Chez Xavier

Home / Ajax et bubble 2.0 : c'est le Web qu'on assassine ?

Excuse me, I think I'm naked: on a wall of Barcelona.

Excuse me, I think I'm naked: on a wall of Barcelona.

Je ne peux m'empêcher d'être à la fois curieux, intéressé, et bien peu complaisant à l'encontre de cette mode 2005 que nous présentent comme le nouveau Saint Graal les aficionados du clinquant et du mal réfléchi. Partout, on nous parle de "Web 2.0", de AJAX, en promettant que l'utilisateur final y trouvera un bonheur jusqu'alors inexploré. On en a même parlé au cours du forum PHP 2005, avec la conférence de Sébastien Hordeaux, "AJAX : Brillez avec vos applications web". Pourquoi pas.
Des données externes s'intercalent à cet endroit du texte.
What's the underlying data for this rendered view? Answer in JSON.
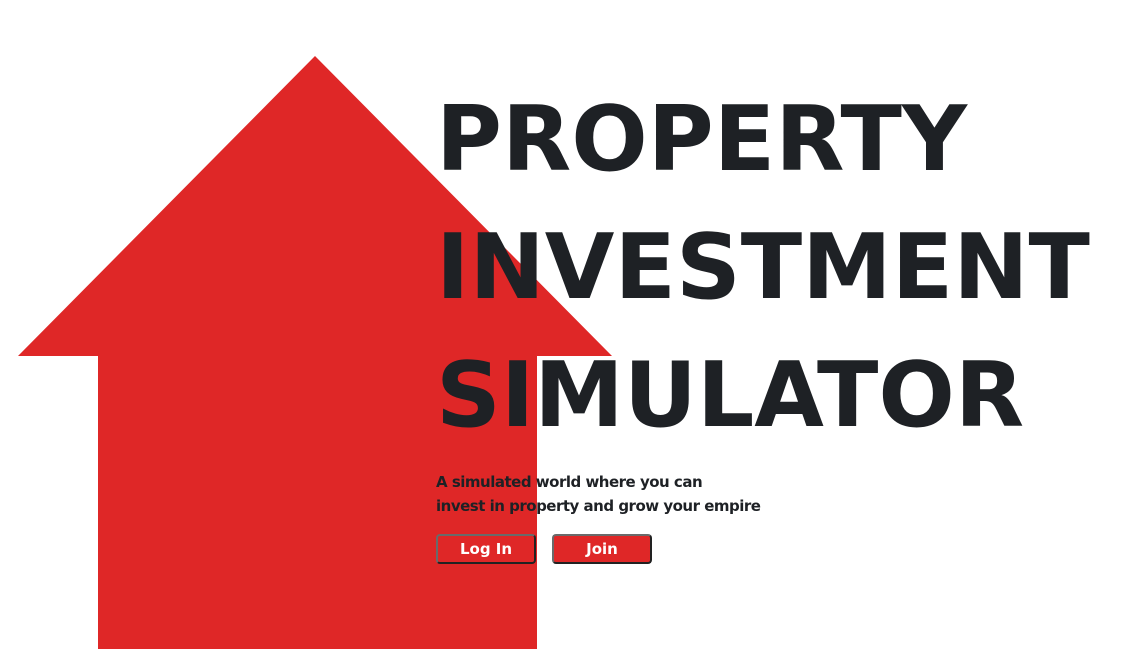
{
  "hero": {
    "title_lines": [
      "PROPERTY",
      "INVESTMENT",
      "SIMULATOR"
    ],
    "tagline_lines": [
      "A simulated world where you can",
      "invest in property and grow your empire"
    ]
  },
  "actions": {
    "login_label": "Log In",
    "join_label": "Join"
  },
  "colors": {
    "accent": "#df2727",
    "text": "#1e2125",
    "background": "#ffffff"
  },
  "icons": {
    "background": "house-arrow-icon"
  }
}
Après avoir écouté avec attention ce qui se disait dans le public pendant la séance de questions, je suis un peu inquiet de la perception qu'ont certains développeurs PHP de ce fameux "Asynchronous Javascript and XML". Les idées qui ressortent présentent AJAX comme une brique logicielle prépackagée sous la forme de divers framework "prêts à l'emploi", et dont l'intégration dans des projets logiciels n'est finalement que peu couteuse, mais par contre si agréable à l'utilisateur. On en sortirait les mouchoirs pour couler une larme en répandant des pétales de rose sur le génie qui nous a sorti ça de l'oubli.

Il est vrai que certaines possibilités d'interaction et d'économie de bande passante offertes par AJAX laissent rêveur, mais il me semble néanmoins qu'on devrait s'interroger avant d'utiliser tous azimuts cette nouveauté récente de... 1998. Certains membres de l'auditoire, pour qui AJAX n'était qu'un produit nettoyant avant d'assister à la présentation de M. Hordeaux, sont ressortis de là en se disant que Ca y est, le miracle a eu lieu, maintenant on va refaire le desktop, mais sur le web. Bon, déjà , il faudrait que le desktop "pas sur le web" nous propose des outils complets, vraiment ergonomiques, fiables et pratiques, mais ça c'est une autre question.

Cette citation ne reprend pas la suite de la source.